A TEN-PANEL COROMANDEL LACQUER SCREEN, PINGFENG

Details
A TEN-PANEL COROMANDEL LACQUER SCREEN, PINGFENG
KANGXI

Crisply carved through to a dark brown ground and picked out in a full range of colours and gilt with a pair of long tailed phoenix within an ornamental rock garden rich in vegetation, home to a myriad of song birds and larger birds including cranes, pheasants, peacocks and parrots, all within a border of 'precious antiques' and flower baskets, the reverse with a scene of a West Lake in Hongzhou, with figures in pavilions and canopied boats gliding across water, set against distant mountains (age cracks and minor flakes to lacquer)
Each panel 14 3/4 in. x 74 in. (37.5 cm. x 188 cm.)

Lot Essay

Coromandel lacquer screens with identifiable landscapes are quite rare. Cf. two similar screen also depicting the West Lake, the first in the Asian Art Museum, San Francisco, with eight views of West Lake, illustrated in Hai-Wai Yi-Chen, Chinese Art in Overseas Collections, Lacquerware, p. 183, no. 177; and the other sold in New York, 2 June 1993, lot 508. The West Lake in Hangzhou, Zhejiang province, is well-known for its picturesque scenery; its stunning lakescapes provided much inspiration for mid-Ming paintings particularly among a group of Suzhou literati painters, lead by the influential Shen Zhou (1427-1509).

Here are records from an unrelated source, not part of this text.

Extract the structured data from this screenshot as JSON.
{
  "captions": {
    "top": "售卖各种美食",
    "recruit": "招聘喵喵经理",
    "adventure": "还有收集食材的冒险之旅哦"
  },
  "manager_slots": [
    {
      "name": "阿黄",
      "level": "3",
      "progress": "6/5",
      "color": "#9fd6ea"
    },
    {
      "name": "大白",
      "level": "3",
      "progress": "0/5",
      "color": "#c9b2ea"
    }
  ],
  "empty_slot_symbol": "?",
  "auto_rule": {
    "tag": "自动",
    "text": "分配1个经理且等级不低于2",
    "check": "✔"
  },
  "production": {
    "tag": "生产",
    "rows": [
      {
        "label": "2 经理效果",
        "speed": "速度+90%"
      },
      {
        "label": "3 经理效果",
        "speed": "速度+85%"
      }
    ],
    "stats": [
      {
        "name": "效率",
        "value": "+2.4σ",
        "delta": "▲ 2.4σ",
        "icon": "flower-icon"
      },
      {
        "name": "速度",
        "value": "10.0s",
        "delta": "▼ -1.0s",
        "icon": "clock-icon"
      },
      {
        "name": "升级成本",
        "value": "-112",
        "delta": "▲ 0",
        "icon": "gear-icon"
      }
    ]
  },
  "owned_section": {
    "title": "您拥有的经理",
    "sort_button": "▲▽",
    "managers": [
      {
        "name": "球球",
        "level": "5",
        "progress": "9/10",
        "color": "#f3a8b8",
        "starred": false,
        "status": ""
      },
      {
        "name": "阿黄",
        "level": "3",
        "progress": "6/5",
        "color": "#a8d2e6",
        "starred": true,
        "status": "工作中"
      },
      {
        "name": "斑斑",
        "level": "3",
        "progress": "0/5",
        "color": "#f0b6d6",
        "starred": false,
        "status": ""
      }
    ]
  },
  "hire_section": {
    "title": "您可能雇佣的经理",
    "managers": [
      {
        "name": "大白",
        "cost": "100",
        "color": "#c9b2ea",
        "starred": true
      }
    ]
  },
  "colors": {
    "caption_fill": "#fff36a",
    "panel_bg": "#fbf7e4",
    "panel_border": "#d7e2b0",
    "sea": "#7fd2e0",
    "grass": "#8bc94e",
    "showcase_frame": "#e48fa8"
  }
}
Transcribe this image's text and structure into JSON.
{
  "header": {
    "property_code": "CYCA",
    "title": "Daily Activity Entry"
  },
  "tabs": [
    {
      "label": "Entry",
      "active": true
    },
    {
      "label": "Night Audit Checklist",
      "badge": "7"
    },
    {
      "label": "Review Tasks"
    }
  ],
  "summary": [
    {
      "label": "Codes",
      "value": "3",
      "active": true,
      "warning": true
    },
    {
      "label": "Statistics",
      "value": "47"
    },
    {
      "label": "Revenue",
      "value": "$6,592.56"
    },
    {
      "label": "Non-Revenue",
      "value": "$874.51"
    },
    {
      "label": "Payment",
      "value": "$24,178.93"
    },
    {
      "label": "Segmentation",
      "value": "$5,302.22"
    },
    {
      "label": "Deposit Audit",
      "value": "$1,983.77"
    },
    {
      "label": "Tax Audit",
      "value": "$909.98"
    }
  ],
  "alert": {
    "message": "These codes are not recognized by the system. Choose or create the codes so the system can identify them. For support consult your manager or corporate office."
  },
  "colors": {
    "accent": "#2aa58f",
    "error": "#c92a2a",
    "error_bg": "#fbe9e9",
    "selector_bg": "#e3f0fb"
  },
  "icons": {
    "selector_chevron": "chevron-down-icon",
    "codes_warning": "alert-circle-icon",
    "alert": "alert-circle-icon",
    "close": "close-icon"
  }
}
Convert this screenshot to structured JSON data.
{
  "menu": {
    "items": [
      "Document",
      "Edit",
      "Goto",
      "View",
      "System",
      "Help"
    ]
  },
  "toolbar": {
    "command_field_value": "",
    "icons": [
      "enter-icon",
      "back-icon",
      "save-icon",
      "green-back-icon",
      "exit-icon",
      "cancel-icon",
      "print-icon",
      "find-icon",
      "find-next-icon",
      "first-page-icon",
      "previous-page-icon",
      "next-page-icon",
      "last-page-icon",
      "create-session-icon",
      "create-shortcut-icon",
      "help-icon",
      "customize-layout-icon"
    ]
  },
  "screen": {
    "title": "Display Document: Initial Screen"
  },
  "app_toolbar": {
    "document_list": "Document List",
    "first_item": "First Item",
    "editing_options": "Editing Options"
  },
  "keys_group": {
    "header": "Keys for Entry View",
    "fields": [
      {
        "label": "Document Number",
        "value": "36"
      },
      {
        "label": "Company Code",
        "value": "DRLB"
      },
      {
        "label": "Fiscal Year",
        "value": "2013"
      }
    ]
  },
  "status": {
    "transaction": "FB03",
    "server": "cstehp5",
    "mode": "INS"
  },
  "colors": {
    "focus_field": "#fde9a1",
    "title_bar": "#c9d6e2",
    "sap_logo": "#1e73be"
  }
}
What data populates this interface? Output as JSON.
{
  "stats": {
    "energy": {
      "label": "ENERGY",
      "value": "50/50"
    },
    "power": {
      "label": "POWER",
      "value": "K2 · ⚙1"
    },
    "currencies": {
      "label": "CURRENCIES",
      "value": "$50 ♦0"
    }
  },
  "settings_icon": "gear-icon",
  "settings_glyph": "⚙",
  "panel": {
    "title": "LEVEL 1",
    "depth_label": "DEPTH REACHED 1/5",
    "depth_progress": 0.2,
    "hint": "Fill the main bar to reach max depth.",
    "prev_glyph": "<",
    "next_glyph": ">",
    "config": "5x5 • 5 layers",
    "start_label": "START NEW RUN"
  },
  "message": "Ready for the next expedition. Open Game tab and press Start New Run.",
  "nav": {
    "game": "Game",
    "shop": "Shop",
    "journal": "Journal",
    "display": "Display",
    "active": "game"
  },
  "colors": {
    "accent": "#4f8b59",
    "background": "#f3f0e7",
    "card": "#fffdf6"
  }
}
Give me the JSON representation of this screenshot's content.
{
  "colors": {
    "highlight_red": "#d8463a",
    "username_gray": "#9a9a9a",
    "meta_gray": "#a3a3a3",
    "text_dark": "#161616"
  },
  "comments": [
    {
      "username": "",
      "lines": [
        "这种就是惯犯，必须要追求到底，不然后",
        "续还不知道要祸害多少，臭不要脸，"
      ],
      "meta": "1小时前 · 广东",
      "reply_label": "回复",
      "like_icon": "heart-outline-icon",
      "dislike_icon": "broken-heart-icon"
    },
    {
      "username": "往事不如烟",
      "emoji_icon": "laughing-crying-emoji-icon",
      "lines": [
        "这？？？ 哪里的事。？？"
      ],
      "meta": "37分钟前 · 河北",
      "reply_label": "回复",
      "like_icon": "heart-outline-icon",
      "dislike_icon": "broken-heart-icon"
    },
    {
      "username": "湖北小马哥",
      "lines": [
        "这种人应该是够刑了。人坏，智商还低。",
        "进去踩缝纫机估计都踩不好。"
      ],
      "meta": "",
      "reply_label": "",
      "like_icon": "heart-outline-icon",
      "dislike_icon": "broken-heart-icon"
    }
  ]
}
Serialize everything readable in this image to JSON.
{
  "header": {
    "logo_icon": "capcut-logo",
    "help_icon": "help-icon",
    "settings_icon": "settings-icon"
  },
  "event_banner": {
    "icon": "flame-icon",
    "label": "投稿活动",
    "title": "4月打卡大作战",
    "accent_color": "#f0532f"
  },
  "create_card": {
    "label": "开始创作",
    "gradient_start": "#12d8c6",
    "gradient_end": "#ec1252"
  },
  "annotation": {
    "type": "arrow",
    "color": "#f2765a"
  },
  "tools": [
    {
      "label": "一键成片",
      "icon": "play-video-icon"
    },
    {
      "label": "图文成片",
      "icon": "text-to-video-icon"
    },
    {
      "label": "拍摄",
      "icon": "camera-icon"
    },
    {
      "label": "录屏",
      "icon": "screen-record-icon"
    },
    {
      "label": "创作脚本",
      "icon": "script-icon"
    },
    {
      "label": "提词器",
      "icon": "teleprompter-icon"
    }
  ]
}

The present lot is quite remarkable in its rich and varied portrayal of birds and flowers, rarely so vividly depicted in this medium. Two other coromandel lacquer screens decorated with this subject matter are published: the first, in the Palace Museum, Beijing, is illustrated in Zhongguo Gudai Qiqi (Ancient Chinese Lacquer Ware), pl. 72; and the other is illustrated by Spink & Sons, Ltd. The Minor Arts of China IV, April 1989, Catalogue, no. 7.

Folding screens decorated in the coromandel manner were much in demand in 17th and 18th century Europe. While they were not originally intended for the West, large numbers of these decorative items were exported to Europe between 1600 and 1820. The term 'coromandel' derived from the coromandel coast of India, and was used by recorders of the day to describe items originating from the 'Indies' which included pieces from India, China and Japan.